April 12, 2010
Hon. Max Baucus
Chairman, Committee on Finance
United States Senate
Washington, DC 20510
Dear Chairman Baucus:
The U.S. Virgin Islands plans to give the world’s largest liquor company an estimated $2.6 billion in federal rum tax grants over 30 years to locate the company’s rum production in that territory. The USVI also wants to provide another multibillion dollar conglomerate a similar subsidy to expand its rum production in the islands.
By contrast, Puerto Rico only uses 6 percent of the rum tax grants it receives to assist its centuries-old rum industry and related jobs. Allegations that Puerto Rico supports the industry to a greater degree are blatantly false.
Attached are charts detailing Puerto Rico’s expenditures of the grants during territorial fiscal years 2006-2009 and an estimate for FY 2010. The data substantiates that assistance to the industry of $25 million a year averages only 6.1 percent of the federal rum tax grants (ranging from 5.5 percent to 6.6 percent.) This is a significant difference from the subsidy of more than 50 percent of the federal tax grants that the Virgin Islands has promised the company that would move from Puerto Rico.

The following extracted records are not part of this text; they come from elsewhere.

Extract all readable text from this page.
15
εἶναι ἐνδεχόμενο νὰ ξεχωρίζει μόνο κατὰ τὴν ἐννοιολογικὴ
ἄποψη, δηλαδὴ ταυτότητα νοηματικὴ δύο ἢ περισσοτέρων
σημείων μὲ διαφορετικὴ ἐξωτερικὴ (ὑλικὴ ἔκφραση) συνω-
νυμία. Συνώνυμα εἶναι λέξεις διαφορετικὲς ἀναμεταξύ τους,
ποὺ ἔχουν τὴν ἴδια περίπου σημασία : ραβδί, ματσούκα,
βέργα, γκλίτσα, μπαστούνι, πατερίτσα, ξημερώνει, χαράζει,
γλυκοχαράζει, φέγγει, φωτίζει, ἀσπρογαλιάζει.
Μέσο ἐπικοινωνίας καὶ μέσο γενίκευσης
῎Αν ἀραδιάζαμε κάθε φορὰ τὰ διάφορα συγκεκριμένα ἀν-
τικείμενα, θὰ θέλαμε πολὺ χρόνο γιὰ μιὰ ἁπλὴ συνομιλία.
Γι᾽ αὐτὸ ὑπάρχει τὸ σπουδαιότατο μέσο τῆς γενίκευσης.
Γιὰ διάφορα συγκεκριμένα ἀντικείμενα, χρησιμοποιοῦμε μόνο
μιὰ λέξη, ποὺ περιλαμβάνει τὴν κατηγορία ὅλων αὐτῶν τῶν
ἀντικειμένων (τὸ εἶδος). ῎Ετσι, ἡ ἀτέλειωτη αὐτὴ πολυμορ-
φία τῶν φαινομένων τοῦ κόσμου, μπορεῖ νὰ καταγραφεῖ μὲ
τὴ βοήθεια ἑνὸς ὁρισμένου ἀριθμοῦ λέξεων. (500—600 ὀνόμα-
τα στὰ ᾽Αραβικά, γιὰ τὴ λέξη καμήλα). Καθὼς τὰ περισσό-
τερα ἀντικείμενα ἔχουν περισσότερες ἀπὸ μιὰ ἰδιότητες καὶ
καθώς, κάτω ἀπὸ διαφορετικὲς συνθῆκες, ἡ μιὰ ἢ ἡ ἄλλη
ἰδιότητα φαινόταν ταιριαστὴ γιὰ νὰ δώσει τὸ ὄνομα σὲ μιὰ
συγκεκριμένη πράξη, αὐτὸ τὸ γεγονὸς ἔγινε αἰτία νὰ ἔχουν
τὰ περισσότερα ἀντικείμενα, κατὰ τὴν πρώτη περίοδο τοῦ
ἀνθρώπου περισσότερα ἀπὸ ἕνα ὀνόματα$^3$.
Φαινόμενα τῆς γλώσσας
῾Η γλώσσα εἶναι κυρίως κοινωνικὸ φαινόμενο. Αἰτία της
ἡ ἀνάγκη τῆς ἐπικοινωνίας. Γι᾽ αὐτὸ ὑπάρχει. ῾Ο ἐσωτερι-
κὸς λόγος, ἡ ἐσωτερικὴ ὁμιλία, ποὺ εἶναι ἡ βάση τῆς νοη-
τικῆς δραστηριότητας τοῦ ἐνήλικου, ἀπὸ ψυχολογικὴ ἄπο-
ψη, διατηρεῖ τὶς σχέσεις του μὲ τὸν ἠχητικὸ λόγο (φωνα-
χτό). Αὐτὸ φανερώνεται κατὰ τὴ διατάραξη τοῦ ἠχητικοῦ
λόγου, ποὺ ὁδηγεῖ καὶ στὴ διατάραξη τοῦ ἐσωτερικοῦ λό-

USVI subsidies of more than the cost at which the rum is being sold would make it virtually impossible for Puerto Rican producers or companies in other segments of the industry to compete. In Puerto Rico, the excessive deals will surely lead to demands for comparable subsidies, and cost Puerto Rico’s budget hundreds of millions of dollars a year in new subsidies and/or lost federal rum tax grants.
Congress has generously given the Virgin Islands, like Puerto Rico, much of the federal tax on rum produced in the islands and in foreign countries to help pay for public services. Both territories should use the vast majority of the grant revenue for that purpose. Limiting the assistance that can be provided to companies to 10 percent of the grants would enable very generous support: Puerto Rican producers -- including the one that would move to the Virgin Islands -- have been profitable with less.
If Congress does not take action, Puerto Rico may be forced to take action and consider all options available to level the playing field to ultimately save its rum industry. Puerto Rico respectfully requests legislation, like H.R. 2122, that would provide a cap on the amount that companies can be given equal to but no greater than 10 percent of federal rum tax grants.